Summative Assessment Ideas for Music Students

Instructor: Elisha Madison

Elisha is a writer, editor, and aspiring novelist. She has a Master's degree in Ancient Celtic History & Mythology and another Masters in Museum Studies.

Summative assessments are graded evaluations of a student's knowledge of a subject at a point in time such as the end of a unit. This lesson focuses on summative assessments for the music classroom.

What Are Summative Assessments?

How do you conduct summative assessments for music students? A simple paper-based test may be useful for subjects like math or English, but not sufficient in the music classroom. You have to measure singing or instrument performance skills in a choir or instrumental class.

So how do you conduct a meaningful summative assessment, which evaluates a music student's knowledge at a point in time and can be fairly graded? Let's take a look at some examples.

Summative Assessment Examples

Following are examples designed for music courses, such as choir, band, orchestra, and ensemble classes.

Mini-performance

Since a music class is not focused on paperwork, but instead on creating music, focusing on the performance of the student and the class is key. Of course, it is challenging to assess a 45-person band, and notice how each of the flute, clarinet, and other instrument players are performing.

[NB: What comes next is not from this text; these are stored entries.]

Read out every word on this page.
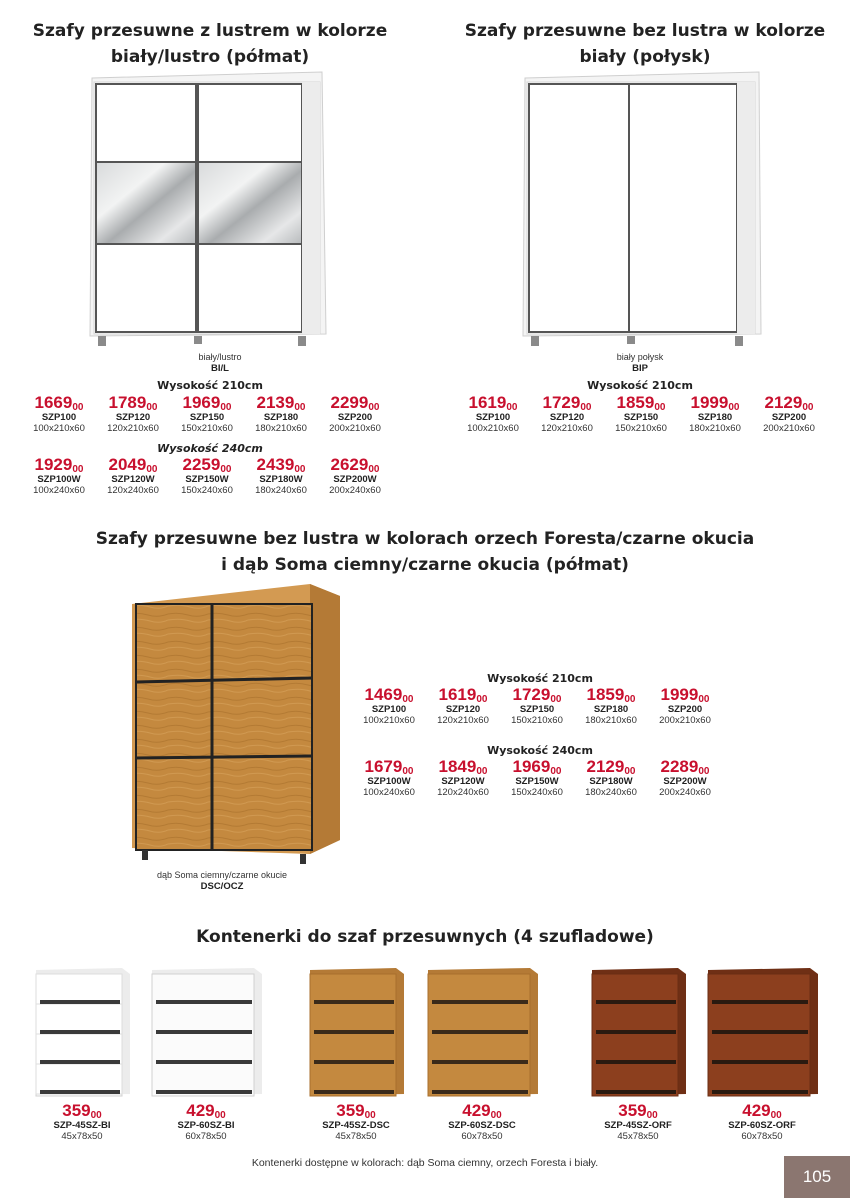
Szafy przesuwne z lustrem w kolorze
biały/lustro (półmat)
biały/lustro
BI/L
Wysokość 210cm
1669$^{00}$
SZP100
100x210x60
1789$^{00}$
SZP120
120x210x60
1969$^{00}$
SZP150
150x210x60
2139$^{00}$
SZP180
180x210x60
2299$^{00}$
SZP200
200x210x60
Wysokość 240cm
1929$^{00}$
SZP100W
100x240x60
2049$^{00}$
SZP120W
120x240x60
2259$^{00}$
SZP150W
150x240x60
2439$^{00}$
SZP180W
180x240x60
2629$^{00}$
SZP200W
200x240x60
Szafy przesuwne bez lustra w kolorze
biały (połysk)
biały połysk
BIP
Wysokość 210cm
1619$^{00}$
SZP100
100x210x60
1729$^{00}$
SZP120
120x210x60
1859$^{00}$
SZP150
150x210x60
1999$^{00}$
SZP180
180x210x60
2129$^{00}$
SZP200
200x210x60
Szafy przesuwne bez lustra w kolorach orzech Foresta/czarne okucia
i dąb Soma ciemny/czarne okucia (półmat)
dąb Soma ciemny/czarne okucie
DSC/OCZ
Wysokość 210cm
1469$^{00}$
SZP100
100x210x60
1619$^{00}$
SZP120
120x210x60
1729$^{00}$
SZP150
150x210x60
1859$^{00}$
SZP180
180x210x60
1999$^{00}$
SZP200
200x210x60
Wysokość 240cm
1679$^{00}$
SZP100W
100x240x60
1849$^{00}$
SZP120W
120x240x60
1969$^{00}$
SZP150W
150x240x60
2129$^{00}$
SZP180W
180x240x60
2289$^{00}$
SZP200W
200x240x60
Kontenerki do szaf przesuwnych (4 szufladowe)
$359^{00}$
SZP-45SZ-BI
45x78x50
$429^{00}$
SZP-60SZ-BI
60x78x50
$359^{00}$
SZP-45SZ-DSC
45x78x50
$429^{00}$
SZP-60SZ-DSC
60x78x50
$359^{00}$
SZP-45SZ-ORF
45x78x50
$429^{00}$
SZP-60SZ-ORF
60x78x50
Kontenerki dostępne w kolorach: dąb Soma ciemny, orzech Foresta i biały.
105
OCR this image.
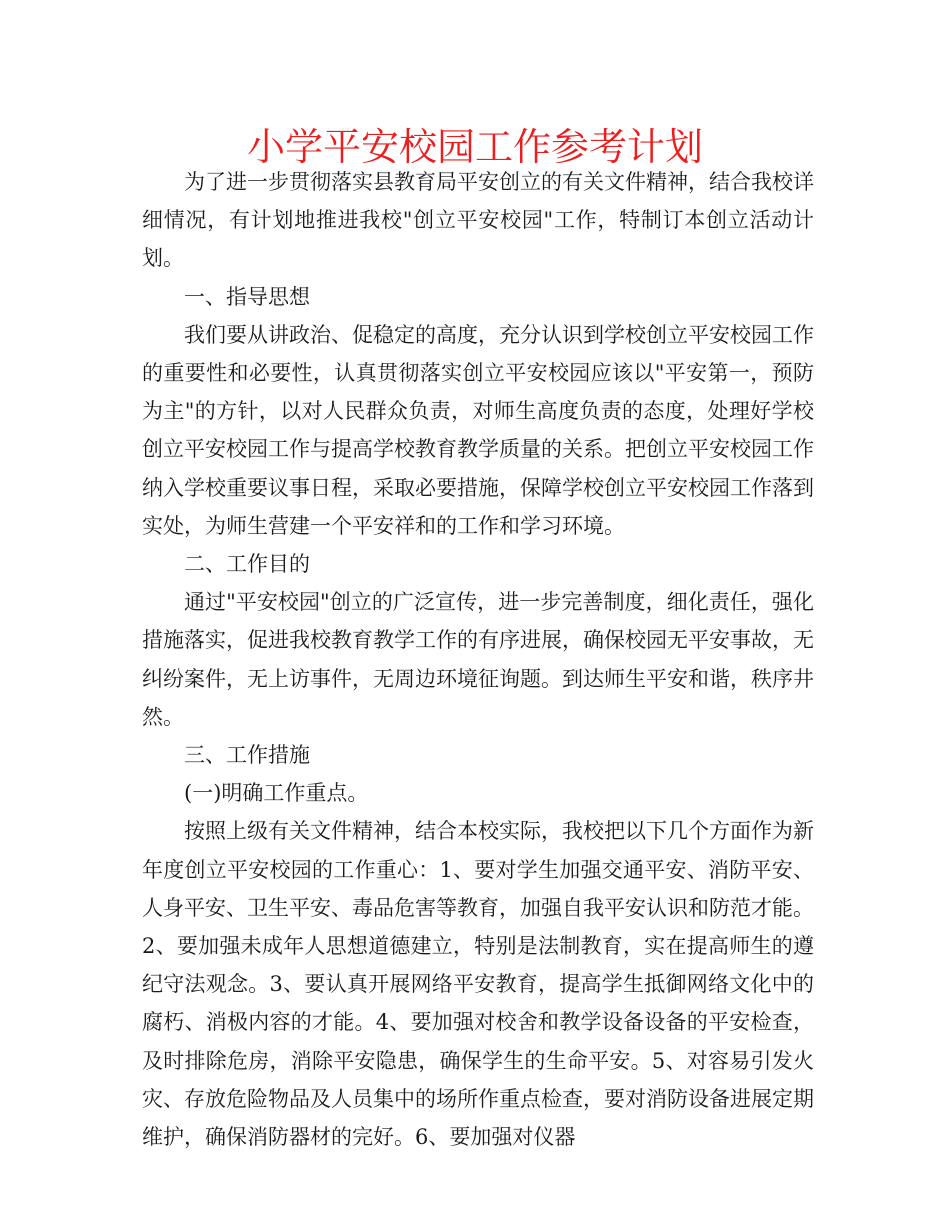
小学平安校园工作参考计划

为了进一步贯彻落实县教育局平安创立的有关文件精神，结合我校详细情况，有计划地推进我校"创立平安校园"工作，特制订本创立活动计划。

一、指导思想

我们要从讲政治、促稳定的高度，充分认识到学校创立平安校园工作的重要性和必要性，认真贯彻落实创立平安校园应该以"平安第一，预防为主"的方针，以对人民群众负责，对师生高度负责的态度，处理好学校创立平安校园工作与提高学校教育教学质量的关系。把创立平安校园工作纳入学校重要议事日程，采取必要措施，保障学校创立平安校园工作落到实处，为师生营建一个平安祥和的工作和学习环境。

二、工作目的

通过"平安校园"创立的广泛宣传，进一步完善制度，细化责任，强化措施落实，促进我校教育教学工作的有序进展，确保校园无平安事故，无纠纷案件，无上访事件，无周边环境征询题。到达师生平安和谐，秩序井然。

三、工作措施

(一)明确工作重点。

按照上级有关文件精神，结合本校实际，我校把以下几个方面作为新年度创立平安校园的工作重心：1、要对学生加强交通平安、消防平安、人身平安、卫生平安、毒品危害等教育，加强自我平安认识和防范才能。2、要加强未成年人思想道德建立，特别是法制教育，实在提高师生的遵纪守法观念。3、要认真开展网络平安教育，提高学生抵御网络文化中的腐朽、消极内容的才能。4、要加强对校舍和教学设备设备的平安检查，及时排除危房，消除平安隐患，确保学生的生命平安。5、对容易引发火灾、存放危险物品及人员集中的场所作重点检查，要对消防设备进展定期维护，确保消防器材的完好。6、要加强对仪器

So for this summative assessment, you might have one section, say just the flutes, play a piece of music you are working on together. You will be able to judge if the students know the piece and if their timing is right because they are playing together. You should also be able to detect individual students who are making mistakes. This smaller performance will also enable you to assess how the students work together to perform as a cohesive section. Each aspect of this performance can be graded like a test would be for other courses.

Make a Music Video

Now if you have a music class that is more advanced you can get more intricate in your assessments. Break the class up into groups that have one of each instrument in your band. For choir, they have more ability to pick a group of their own. Then have them work on a music video as a group. Pick a song, play it, and design the video. Requirements for the video should be, no auto tune, close ups on hand work, and solos. This makes the project fun but also a great was to assess the capabilities of students.